How do I clean the tires best?


----------



## Scrim-1- (Oct 8, 2008)

One of the best tyre dressings, I love it.


----------



## great gonzo (Nov 4, 2010)

thg said:


> But are Gyeon Q2 Tire really better than other products for tires or is it more about thorough cleaning of the tires before applying?
> 
> How do I clean the tires best?


Best way to clean tyres is with a strong mix of apc and a stiff brush, repeat till the foam stays clean. Normally takes 3 hits for me.

Gonz.


----------



## MDC250 (Jan 4, 2014)

thg said:


> But are Gyeon Q2 Tire really better than other products for tires or is it more about thorough cleaning of the tires before applying?
> 
> How do I clean the tires best?


As Gonz says, I use BH Surfex myself.

I've tried a fair few dressings now and all I can say is Tire is one I'll buy again when it runs out.


----------



## ao1 (Jul 20, 2016)

thg said:


> But how long is the durability if I wash the car in the car wash about every 14 days?

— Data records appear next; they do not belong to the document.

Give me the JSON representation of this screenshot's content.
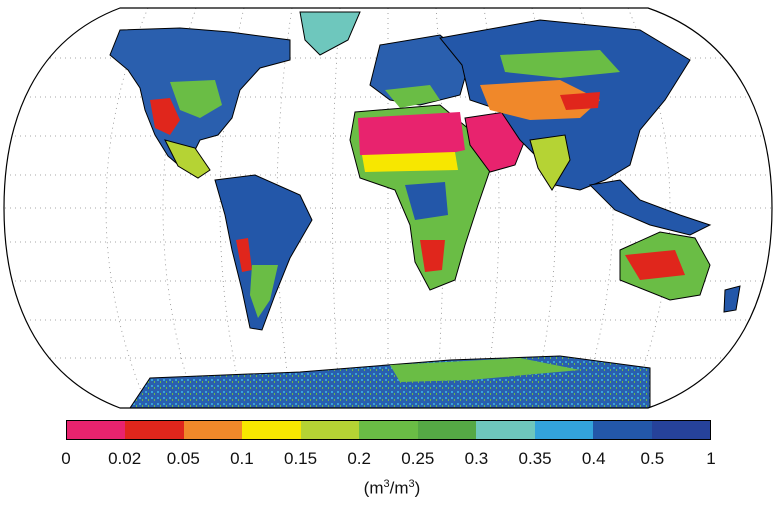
{
  "legend": {
    "ticks": [
      "0",
      "0.02",
      "0.05",
      "0.1",
      "0.15",
      "0.2",
      "0.25",
      "0.3",
      "0.35",
      "0.4",
      "0.5",
      "1"
    ],
    "colors": [
      "#e8236e",
      "#e0261c",
      "#f0882a",
      "#f7e700",
      "#b5d334",
      "#6abd45",
      "#55a845",
      "#6ec7bd",
      "#33a3dc",
      "#2357a9",
      "#26429a"
    ],
    "unit_prefix": "(m",
    "unit_exp1": "3",
    "unit_mid": "/m",
    "unit_exp2": "3",
    "unit_suffix": ")"
  },
  "map": {
    "projection": "robinson",
    "ocean_color": "#ffffff",
    "graticule": "dotted"
  }
}
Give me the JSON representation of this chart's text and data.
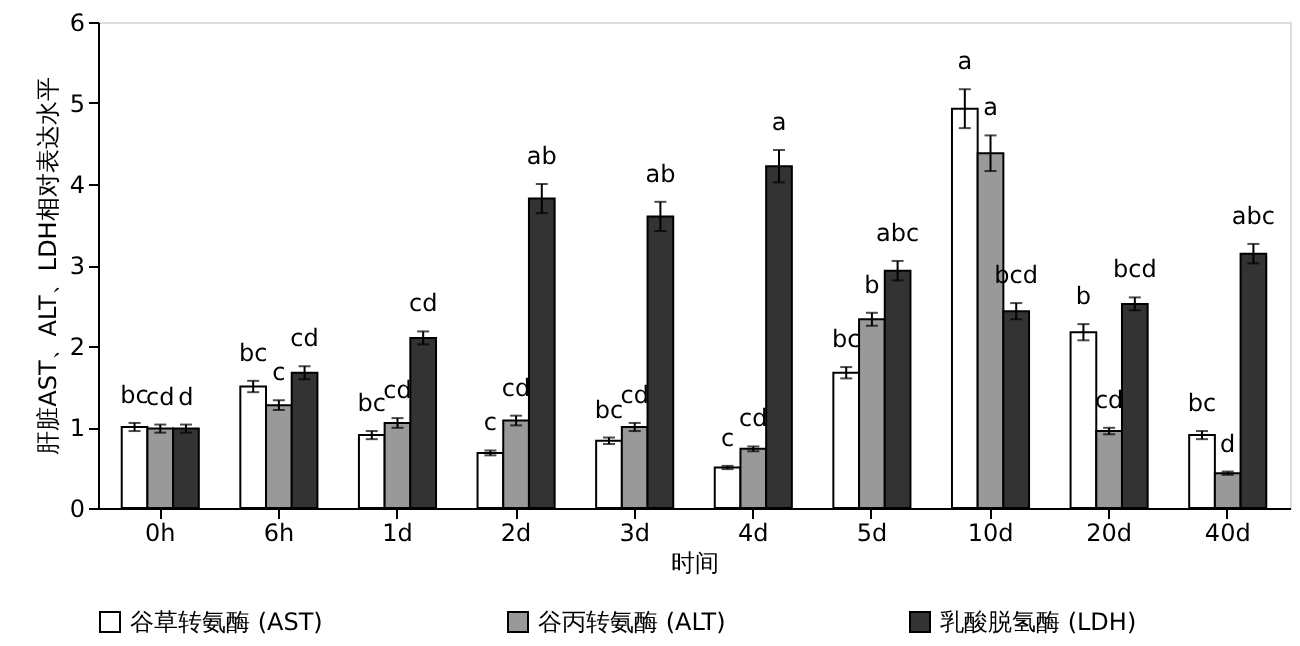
{
  "chart_data": {
    "type": "bar",
    "xlabel": "时间",
    "ylabel": "肝脏AST、ALT、LDH相对表达水平",
    "categories": [
      "0h",
      "6h",
      "1d",
      "2d",
      "3d",
      "4d",
      "5d",
      "10d",
      "20d",
      "40d"
    ],
    "series": [
      {
        "name": "谷草转氨酶 (AST)",
        "color": "#ffffff",
        "values": [
          1.0,
          1.5,
          0.9,
          0.68,
          0.83,
          0.5,
          1.67,
          4.93,
          2.17,
          0.9
        ],
        "errors": [
          0.05,
          0.07,
          0.05,
          0.03,
          0.04,
          0.02,
          0.07,
          0.24,
          0.1,
          0.05
        ],
        "value_labels": [
          "bc",
          "bc",
          "bc",
          "c",
          "bc",
          "c",
          "bc",
          "a",
          "b",
          "bc"
        ]
      },
      {
        "name": "谷丙转氨酶 (ALT)",
        "color": "#999999",
        "values": [
          0.98,
          1.27,
          1.05,
          1.08,
          1.0,
          0.73,
          2.33,
          4.38,
          0.95,
          0.43
        ],
        "errors": [
          0.05,
          0.06,
          0.06,
          0.06,
          0.05,
          0.03,
          0.08,
          0.22,
          0.04,
          0.02
        ],
        "value_labels": [
          "cd",
          "c",
          "cd",
          "cd",
          "cd",
          "cd",
          "b",
          "a",
          "cd",
          "d"
        ]
      },
      {
        "name": "乳酸脱氢酶 (LDH)",
        "color": "#333333",
        "values": [
          0.98,
          1.67,
          2.1,
          3.82,
          3.6,
          4.22,
          2.93,
          2.43,
          2.52,
          3.14
        ],
        "errors": [
          0.05,
          0.08,
          0.08,
          0.18,
          0.18,
          0.2,
          0.12,
          0.1,
          0.08,
          0.12
        ],
        "value_labels": [
          "d",
          "cd",
          "cd",
          "ab",
          "ab",
          "a",
          "abc",
          "bcd",
          "bcd",
          "abc"
        ]
      }
    ],
    "ylim": [
      0,
      6
    ],
    "yticks": [
      0,
      1,
      2,
      3,
      4,
      5,
      6
    ],
    "grid": false,
    "legend": "bottom"
  }
}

It should last a minimum of 4 weeks, but will most likely last a lot longer. I don't use a car wash though.


----------



## thg (Jul 21, 2016)

Are Gyeon Q2 Tire better than "Gtechniq T1 Tyre and Trim" & "Gtechniq T2 Tyre Dressing"?


----------



## Kimo (Jun 7, 2013)

Yes Gyeon is better than t1

I prefer Zaino z16 over both though


----------



## Offset Detailing (May 7, 2007)

+! for Gyeon here!


----------



## Soul boy 68 (Sep 8, 2013)

Been using Gyeon Q2 tyer dressing since it first came out, I wouldn't use anything else, fabulous stuff indeed, don't forget it also protects the tyers too.


----------



## Berylburton (Sep 14, 2013)

MDC250 said:


> As Gonz says, I use BH Surfex myself.
> 
> I've tried a fair few dressings now and all I can say is Tire is one I'll buy again when it runs out.


I think BH Surfex at 2:1 or 3:1 is unbeatable on tyre cleaning. I like take the wheel off. Spray the tyre and leave it in the shade for 5 mins or so, THEN get the brush out. I find this works best.


----------



## Ric325i (May 5, 2015)

+1 Gyeon Tire


----------



## salow3 (Mar 8, 2015)

Bought some of this from Waxstock, can't wait to try it out at the weekend :thumb:


----------



## stonejedi (Feb 2, 2008)

salow3 said:


> Bought some of this from Waxstock, can't wait to try it out at the weekend :thumb:


I have been using it since it first came out,its awesome:thumb:.It sold out fast at WaxStock.SJ.


----------



## -Raven- (Aug 26, 2010)

Kimo said:


> Yes Gyeon is better than t1
> 
> I prefer Zaino z16 over both though


If you like Z16, you absolutely must try Angelwax Elixir! 

I don't like the Gyeon Q2 Tyre at all. It doesn't keep the applied look long at all on the tyres.


----------